Today's press conference is going to try to change those rules. The risk, however, is that the model Rosenberg described is more plebiscitary than representative. This is mass selection on an American Idol scale, rather than delegating representatives to put hard questions to the President better than we can (and then calling those representatives to account for their performance). Morely Winograd, who runs the Institute for Communication Technology Management at the University of Southern California found a good way to summarize the process:
In the new world of online media, formal press conferences are just one element or program to get the message out — to those, usually older, who watch such things on TV. The online version he is doing is an alternative way to get out the same message, in this case on the budget, targeted toward a different audience, usually younger.
In both cases the questioners are just props — or, in some cases, foils — for the star, Obama, to deliver his message. But in the latter case, they get to self-nominate instead of be selected by elites.

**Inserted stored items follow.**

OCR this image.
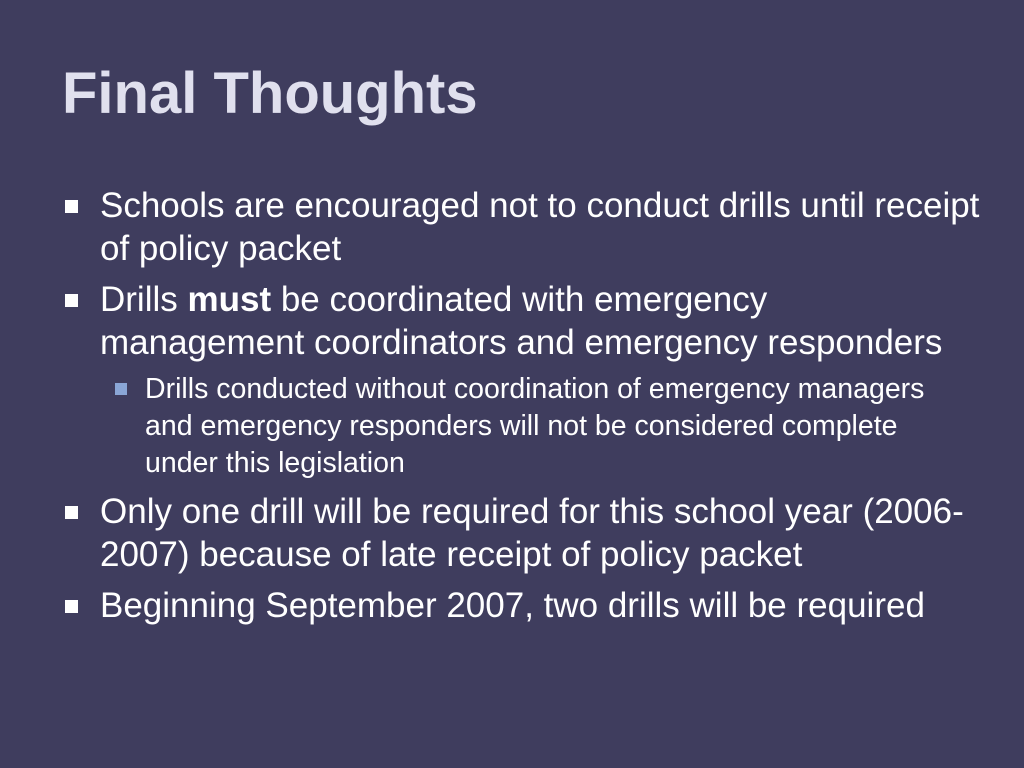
Final Thoughts
Schools are encouraged not to conduct drills until receipt of policy packet
Drills must be coordinated with emergency management coordinators and emergency responders
Drills conducted without coordination of emergency managers and emergency responders will not be considered complete under this legislation
Only one drill will be required for this school year (2006-2007) because of late receipt of policy packet
Beginning September 2007, two drills will be required
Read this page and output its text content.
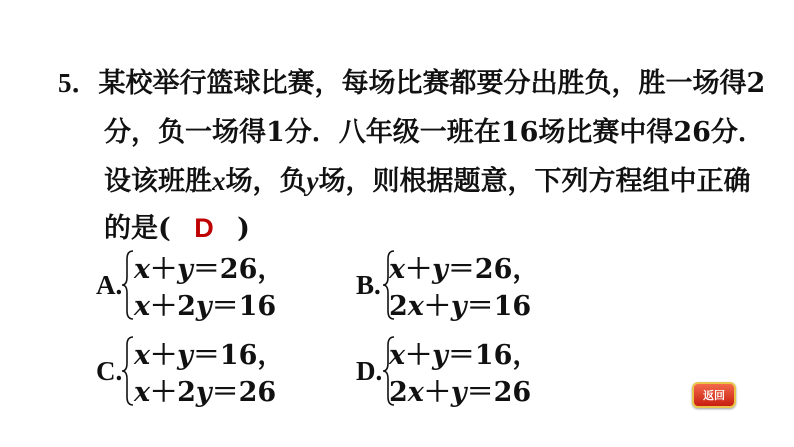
5．某校举行篮球比赛，每场比赛都要分出胜负，胜一场得2
分，负一场得1分．八年级一班在16场比赛中得26分．
设该班胜x场，负y场，则根据题意，下列方程组中正确
的是( D )
A. x＋y＝26，
x＋2y＝16
B. x＋y＝26，
2x＋y＝16
C. x＋y＝16，
x＋2y＝26
D. x＋y＝16，
2x＋y＝26	返回
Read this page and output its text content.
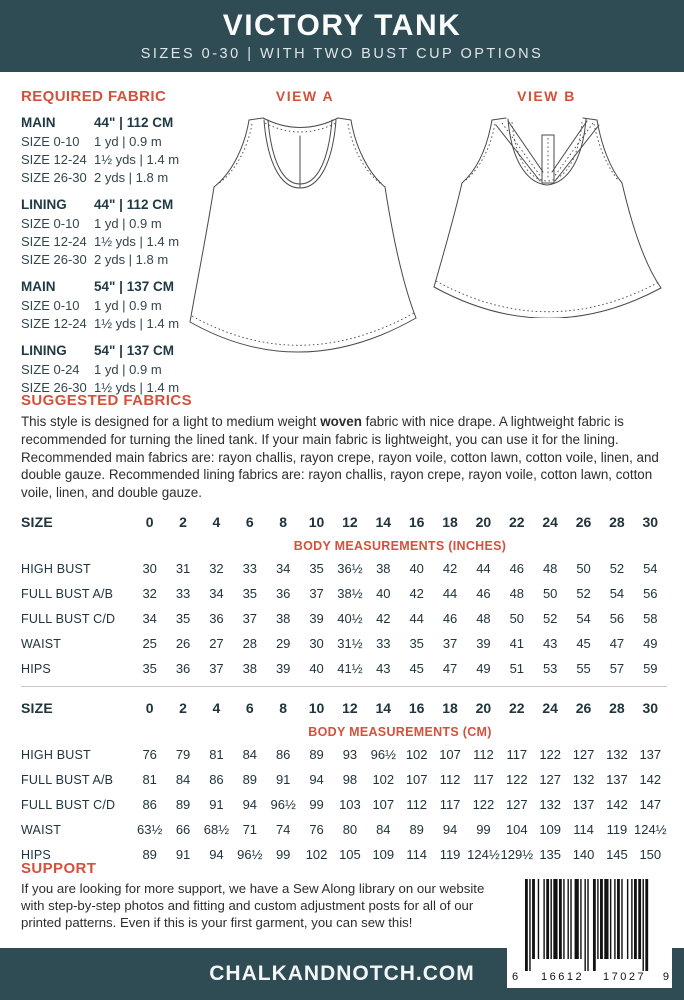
VICTORY TANK
SIZES 0-30 | WITH TWO BUST CUP OPTIONS
REQUIRED FABRIC
MAIN	44" | 112 CM
SIZE 0-10	1 yd | 0.9 m
SIZE 12-24 1½ yds | 1.4 m
SIZE 26-30 2 yds | 1.8 m
LINING	44" | 112 CM
SIZE 0-10	1 yd | 0.9 m
SIZE 12-24 1½ yds | 1.4 m
SIZE 26-30 2 yds | 1.8 m
MAIN	54" | 137 CM
SIZE 0-10	1 yd | 0.9 m
SIZE 12-24 1½ yds | 1.4 m
LINING	54" | 137 CM
SIZE 0-24	1 yd | 0.9 m
SIZE 26-30 1½ yds | 1.4 m
VIEW A	VIEW B
SUGGESTED FABRICS

This style is designed for a light to medium weight woven fabric with nice drape. A lightweight fabric is recommended for turning the lined tank. If your main fabric is lightweight, you can use it for the lining. Recommended main fabrics are: rayon challis, rayon crepe, rayon voile, cotton lawn, cotton voile, linen, and double gauze. Recommended lining fabrics are: rayon challis, rayon crepe, rayon voile, cotton lawn, cotton voile, linen, and double gauze.

SIZE	0	2	4	6	8	10	12	14	16	18	20	22	24	26	28	30
	BODY MEASUREMENTS (INCHES)															
HIGH BUST	30	31	32	33	34	35	36½	38	40	42	44	46	48	50	52	54
FULL BUST A/B	32	33	34	35	36	37	38½	40	42	44	46	48	50	52	54	56
FULL BUST C/D	34	35	36	37	38	39	40½	42	44	46	48	50	52	54	56	58
WAIST	25	26	27	28	29	30	31½	33	35	37	39	41	43	45	47	49
HIPS	35	36	37	38	39	40	41½	43	45	47	49	51	53	55	57	59
SIZE	0	2	4	6	8	10	12	14	16	18	20	22	24	26	28	30
	BODY MEASUREMENTS (CM)															
HIGH BUST	76	79	81	84	86	89	93	96½	102	107	112	117	122	127	132	137
FULL BUST A/B	81	84	86	89	91	94	98	102	107	112	117	122	127	132	137	142
FULL BUST C/D	86	89	91	94	96½	99	103	107	112	117	122	127	132	137	142	147
WAIST	63½	66	68½	71	74	76	80	84	89	94	99	104	109	114	119	124½
HIPS	89	91	94	96½	99	102	105	109	114	119	124½	129½	135	140	145	150
SUPPORT

If you are looking for more support, we have a Sew Along library on our website with step-by-step photos and fitting and custom adjustment posts for all of our printed patterns. Even if this is your first garment, you can sew this!

CHALKANDNOTCH.COM	6 16612 17027 9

In other words the very principles of conversation itself have been undermined. It is all about "props … for the star;" and props are never concerned with such elevated matters as communication and understanding. This is just another way to play the same dog-and-pony show on a new stage, or, to invoke that metaphor that become so popular during the campaign, a new way to put lipstick on a pig.
For those who think that a verb like "undermined" might be unnecessarily hyperbolic, let me recall the last experiment with reader-rated content, the Citizen's Briefing Book. For those who have forgotten, this was when the Obama transition team used Change.gov to, as Tim Dickinson put it on his National Affairs blog, empower "average citizens to suggest and vet policy proposals that will ultimately be presented to the president." What were the resulting top three citizen proposals on the basis of "citizen rating?" Here they are (again):
Ending Marijuana Prohibition
Bullet Trains & Light Rail
An end to the government sponsored abstinence education to be replaced by an introduction of age appropriate sex education.
Is this where this evening's conversation will go? According to Elliott, Obama aides will probably be imposing a bias in favor of energy, health care, and education. In other words there will be "(wo)men behind the curtain" using user-submitted (and rated?) questions as a prop (what else would you call it?) to reinforce the priorities of the Administration. I happen to share these priorities; but that does not warrant my giving any approval to a plebiscitary pig, no matter how good its makeup artist was!
1 comment:
Probably you already know that Daniel Boorstin, himself no 'librul', anticipated just such a situation as you describe in his (1961?) book "The Image: A guide to Pseudo-Events in America."
Highly recommend it, if you're not already acquainted with the book.